Seulement trois jours se sont déroulés depuis leur arrivée, et pourtant, en comparaison de tous les séjours que j'ai pu diriger depuis que j'ai commencé à travailler pour Lyon Korean Tour, c'est le premier groupe qui me fait me sentir aussi bien. Peut-être est-ce lié aux derniers évènements, ou aux sentiments ambivalents qui m'envahissent dès que Min-jun est dans les parages, c'est-à-dire quatre-vingt pour cent du temps, mais je sens que quelque chose change en moi. Une décision est en train de se former dans mon esprit, et j'ai d'ailleurs l'impression qu'elle est déjà très claire dans mon inconscient. Mais je préfère la laisser venir tranquillement à moi. Je sais que cela a un lien avec l'annonce de Roger. Ça me rend inquiet concernant ma santé financière, mais j'ai aussi l'impression que cela me libère d'un poids d'une certaine manière. Comme si cela m'enlevait les chaînes invisibles qui me retenaient depuis tant d'années. Je n'ai pourtant jamais été obligé de rester au sein de cette boîte, mais je me sentais presque redevable. Et puis, en toute honnêteté, ça me plaisait quand même plutôt bien. Finalement, cela va me permettre de prendre un nouveau souffle. Je déteste l'inconnu, mais aujourd'hui j'ai presque envie de foncer tête baissée en plein dedans.

***

Le dernier restaurant partagé avec mon groupe se révèle assez épique. Si certains ont eu un peu de mal avec la dégustation de fromages en fin de matinée, ils n'ont pas été déçus quand ils ont découvert que le repas du soir consistait soit en une raclette, soit en une fondue savoyarde.

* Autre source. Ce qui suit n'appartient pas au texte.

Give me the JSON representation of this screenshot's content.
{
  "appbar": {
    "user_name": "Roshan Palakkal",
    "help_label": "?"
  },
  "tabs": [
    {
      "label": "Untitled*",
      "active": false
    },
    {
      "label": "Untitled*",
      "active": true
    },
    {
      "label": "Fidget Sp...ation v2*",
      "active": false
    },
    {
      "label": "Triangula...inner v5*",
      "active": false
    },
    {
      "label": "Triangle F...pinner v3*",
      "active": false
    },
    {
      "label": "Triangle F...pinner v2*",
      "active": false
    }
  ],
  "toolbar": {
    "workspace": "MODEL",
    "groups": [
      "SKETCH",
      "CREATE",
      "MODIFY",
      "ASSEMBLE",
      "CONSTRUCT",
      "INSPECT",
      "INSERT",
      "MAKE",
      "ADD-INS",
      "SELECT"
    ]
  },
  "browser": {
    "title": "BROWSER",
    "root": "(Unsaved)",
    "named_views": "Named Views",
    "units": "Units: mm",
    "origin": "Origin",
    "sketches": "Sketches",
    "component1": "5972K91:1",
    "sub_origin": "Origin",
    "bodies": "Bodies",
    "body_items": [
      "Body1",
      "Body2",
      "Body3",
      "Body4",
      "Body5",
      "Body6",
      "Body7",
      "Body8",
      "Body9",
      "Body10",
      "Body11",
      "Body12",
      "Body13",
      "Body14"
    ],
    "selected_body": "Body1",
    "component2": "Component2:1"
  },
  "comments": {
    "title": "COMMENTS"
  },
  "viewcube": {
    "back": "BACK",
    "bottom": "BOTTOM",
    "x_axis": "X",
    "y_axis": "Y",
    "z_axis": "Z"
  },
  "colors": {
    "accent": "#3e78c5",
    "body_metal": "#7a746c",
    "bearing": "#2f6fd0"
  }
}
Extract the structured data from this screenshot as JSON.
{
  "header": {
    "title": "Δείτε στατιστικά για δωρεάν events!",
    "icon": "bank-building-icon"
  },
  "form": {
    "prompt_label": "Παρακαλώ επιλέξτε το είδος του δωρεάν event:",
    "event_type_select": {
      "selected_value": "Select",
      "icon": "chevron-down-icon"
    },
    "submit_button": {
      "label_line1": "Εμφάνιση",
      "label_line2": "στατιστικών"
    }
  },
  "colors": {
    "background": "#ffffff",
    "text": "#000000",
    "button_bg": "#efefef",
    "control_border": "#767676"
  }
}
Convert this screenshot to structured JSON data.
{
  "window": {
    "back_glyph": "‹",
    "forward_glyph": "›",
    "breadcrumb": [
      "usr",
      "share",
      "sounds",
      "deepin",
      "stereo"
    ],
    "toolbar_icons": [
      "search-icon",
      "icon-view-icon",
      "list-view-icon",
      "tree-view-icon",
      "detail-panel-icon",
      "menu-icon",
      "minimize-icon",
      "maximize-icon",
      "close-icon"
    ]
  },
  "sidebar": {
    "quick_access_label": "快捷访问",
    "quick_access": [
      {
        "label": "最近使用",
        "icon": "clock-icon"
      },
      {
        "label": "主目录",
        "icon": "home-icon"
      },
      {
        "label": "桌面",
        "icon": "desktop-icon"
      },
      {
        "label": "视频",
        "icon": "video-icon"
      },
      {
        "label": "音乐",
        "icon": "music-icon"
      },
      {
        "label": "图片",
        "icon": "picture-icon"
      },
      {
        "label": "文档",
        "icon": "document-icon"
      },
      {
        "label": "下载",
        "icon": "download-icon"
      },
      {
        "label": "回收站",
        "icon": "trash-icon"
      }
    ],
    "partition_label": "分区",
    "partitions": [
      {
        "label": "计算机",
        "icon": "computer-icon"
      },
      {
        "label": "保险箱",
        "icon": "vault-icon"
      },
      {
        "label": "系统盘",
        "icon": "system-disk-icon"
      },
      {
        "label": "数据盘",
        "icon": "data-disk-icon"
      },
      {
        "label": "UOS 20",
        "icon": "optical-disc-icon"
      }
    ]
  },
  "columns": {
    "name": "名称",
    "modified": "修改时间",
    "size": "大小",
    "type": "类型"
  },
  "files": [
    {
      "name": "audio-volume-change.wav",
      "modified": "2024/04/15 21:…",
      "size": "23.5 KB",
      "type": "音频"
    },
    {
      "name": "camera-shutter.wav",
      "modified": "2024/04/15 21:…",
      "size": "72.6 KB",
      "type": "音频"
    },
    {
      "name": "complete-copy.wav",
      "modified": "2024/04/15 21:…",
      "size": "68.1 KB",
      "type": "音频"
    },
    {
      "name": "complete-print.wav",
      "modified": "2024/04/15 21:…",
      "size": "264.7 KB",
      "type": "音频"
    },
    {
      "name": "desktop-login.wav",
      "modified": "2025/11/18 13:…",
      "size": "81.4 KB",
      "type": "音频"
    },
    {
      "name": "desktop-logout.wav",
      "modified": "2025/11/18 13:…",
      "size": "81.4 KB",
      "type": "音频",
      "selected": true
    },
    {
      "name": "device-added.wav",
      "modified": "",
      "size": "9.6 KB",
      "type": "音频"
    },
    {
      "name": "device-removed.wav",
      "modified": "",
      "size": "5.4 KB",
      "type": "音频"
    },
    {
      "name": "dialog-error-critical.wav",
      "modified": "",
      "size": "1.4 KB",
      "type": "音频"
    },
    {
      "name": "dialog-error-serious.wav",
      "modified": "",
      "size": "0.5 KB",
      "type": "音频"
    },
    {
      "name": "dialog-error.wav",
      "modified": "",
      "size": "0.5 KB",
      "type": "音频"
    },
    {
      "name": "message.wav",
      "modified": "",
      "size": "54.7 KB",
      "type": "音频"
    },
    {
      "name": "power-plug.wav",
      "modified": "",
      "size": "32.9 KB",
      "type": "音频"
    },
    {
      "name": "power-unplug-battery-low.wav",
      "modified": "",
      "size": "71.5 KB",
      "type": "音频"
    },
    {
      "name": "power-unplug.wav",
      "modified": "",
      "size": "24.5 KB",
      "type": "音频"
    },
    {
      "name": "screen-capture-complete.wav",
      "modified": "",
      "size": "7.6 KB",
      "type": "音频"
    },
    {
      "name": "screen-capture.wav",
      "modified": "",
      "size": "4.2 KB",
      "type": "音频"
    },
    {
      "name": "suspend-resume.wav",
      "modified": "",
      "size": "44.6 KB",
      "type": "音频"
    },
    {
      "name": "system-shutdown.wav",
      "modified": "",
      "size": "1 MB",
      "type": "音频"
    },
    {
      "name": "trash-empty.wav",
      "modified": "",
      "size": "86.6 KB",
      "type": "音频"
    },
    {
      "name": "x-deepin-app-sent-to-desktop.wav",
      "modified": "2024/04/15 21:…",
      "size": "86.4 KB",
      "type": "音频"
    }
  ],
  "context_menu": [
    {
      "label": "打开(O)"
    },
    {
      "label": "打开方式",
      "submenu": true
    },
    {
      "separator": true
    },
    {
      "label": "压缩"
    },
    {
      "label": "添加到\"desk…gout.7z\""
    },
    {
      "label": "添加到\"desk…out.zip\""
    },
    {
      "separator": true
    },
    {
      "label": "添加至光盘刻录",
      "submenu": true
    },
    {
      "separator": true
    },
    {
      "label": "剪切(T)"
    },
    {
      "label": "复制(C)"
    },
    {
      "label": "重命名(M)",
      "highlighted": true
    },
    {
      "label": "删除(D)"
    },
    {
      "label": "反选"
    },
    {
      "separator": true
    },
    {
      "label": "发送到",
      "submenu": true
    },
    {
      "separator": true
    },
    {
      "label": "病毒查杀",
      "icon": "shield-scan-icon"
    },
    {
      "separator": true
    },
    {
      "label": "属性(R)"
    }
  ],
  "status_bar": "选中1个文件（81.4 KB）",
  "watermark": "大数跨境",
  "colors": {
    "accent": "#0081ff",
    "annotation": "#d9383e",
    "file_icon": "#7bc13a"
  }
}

— Il s'agit de deux plats emblématiques de la région. Tout Lyonnais qui se respecte, et même tout français en général, entame la saison hivernale par une bonne raclette ou fondue. Il s'agit d'un repas très social pendant lequel les amis se retrouvent et utilisent la nourriture pour se réchauffer face au froid qui s'installe. Dans le cas de la raclette, il y a une grande variété de saveurs disponibles. Le principe consiste à faire fondre le fromage puis le laisser couler sur une patate chaude et mélanger avec de la charcuterie. On peut agrémenter le tout de cornichons et d'oignons, et d'un bon verre de vin blanc.

— Et la fondue ? demande le partenaire de Joo-hee.

— C'est aussi un plat de partage. Il s'agit dans ce cas de fromage mélangé à du vin de Savoie, remué jusqu'à être parfaitement fondu. On y trempe un morceau de pain pour l'enrober et le déguster ! Il est d'usage de donner un gage à celui qui perd son morceau de pain dans la marmite !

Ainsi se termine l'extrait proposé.